A collection in MongoMVCC is similar to a collection in MongoDB. It is a group of documents. The difference is that each branch in the MongoMVCC tree may contain its own collections. You can obtain a collection as follows:
VDatabase db = ...
VBranch master = db.checkout(VConstants.MASTER);
VCollection coll = master.getCollection("persons");
In order to uniquely identify objects in the database, MongoMVCC automatically assigns new _id
and uid
attributes to each document inserted into a collection. _id
is used to identify a certain version of a document. The uid
attribute identifies all versions of the same document.
Please do not assign your own identifiers for _id
and uid
. The library currently does not prevent you from doing so, but you might accidentally corrupt your data. If you need a special identifier, please use another attribute.
You may add as many documents to the database as you like, but they are not visible until you also make a commit. A commit is a single document which points to all documents added/changed since the last commit. As long as this document does not exist, MongoMVCC will skip all unreferenced documents. This is how full isolation is implemented.
Each commit has a special identifier, the so-called CID. The CID can be used to uniquely identify the commit in the current branch or in the database's history. CIDs are assigned in a strictly ascending order.
A branch is a number of subsequent commits. You can obtain existing branches from the database object. There's always a master
branch:
VDatabase db = ...
VBranch master = db.checkout(VConstants.MASTER);
You can also create new branches. Therefore you have to provide a unique name and the CID of a commit that should be used as the branch's head--i.e the newest commit in the branch.
long cid = master.commit();
VBranch newBranch = db.createBranch("new-branch", cid);
It is possible to checkout unnamed branches as well by specifying a certain commit that should be used as the branch's root. In this case you can make commits and later create a named branch:
VBranch unnamed = master.checkout(cid);
unnamed.commit();
long newHead = unnamed.commit();
db.createBranch("new-branch2", newHead);
All commits and all branches in the database are part of the so-called Tree. The tree has a root commit which is already there when you create the MVCC database.

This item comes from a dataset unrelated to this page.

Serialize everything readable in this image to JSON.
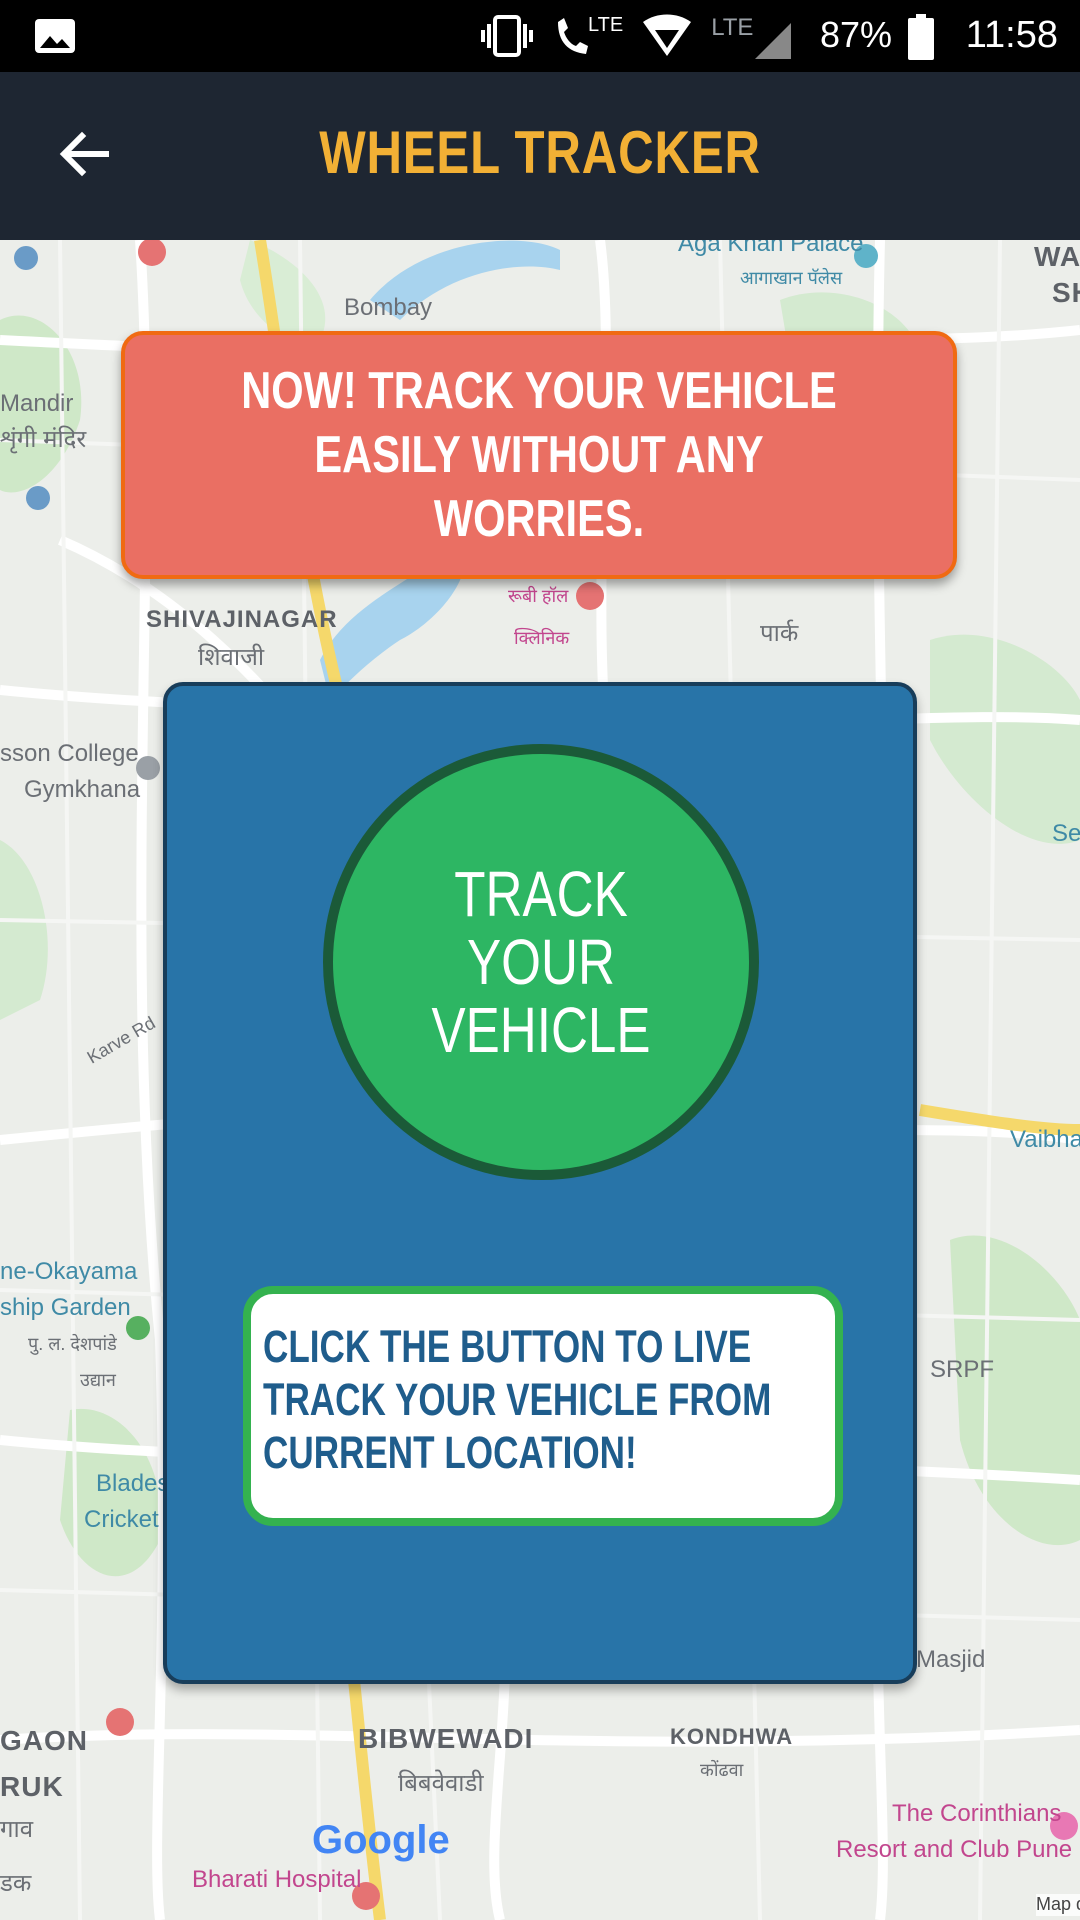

You can browse the tree using a history object which you can obtain from the database. The history contains information about the parents and the children of each commit.
VHistory history = db.getHistory();
long cid = ...
while (cid != 0) {
// do something with the commit
...
// get the commit's parent (may be
// 0 if the commit is the root commit)
cid = history.getParent(cid);
}
public void processRecursively(long cid) {
// do something with the commit
...
// process the commit's children
long[] children = history.getChildren(cid);
for (long c : children) {
processRecursively(c);
}
}
Processing children recursively may lead to a StackOverflowError if there are a lot of commits. You may want to process them iteratively.
Queue<Long> cids = new LinkedList<Long>();
cids.add(firstCid);
while (!cids.isEmpty()) {
long cid = cids.poll();
// do something with the commit
...
// process the commit's children
for (long c : history.getChildren(cid)) {
cids.add(c);
}
}
The index aggregates all commits up to the commit currently checked out. It references objects which are visible in this commit.
Documents which have already been deleted, replaced by newer versions or which have not been added in this commit or any of its parents yet (but rather in a subsequent commit) are not referenced. MongoMVCC uses the index to filter out all documents that do not belong to the version currently checked out.
The index is also used to store information about dirty documents. Documents become dirty if they have been added or changed since the last commit. As soon as you call the commit()
method on the branch, dirty documents will be consolidated into a commit.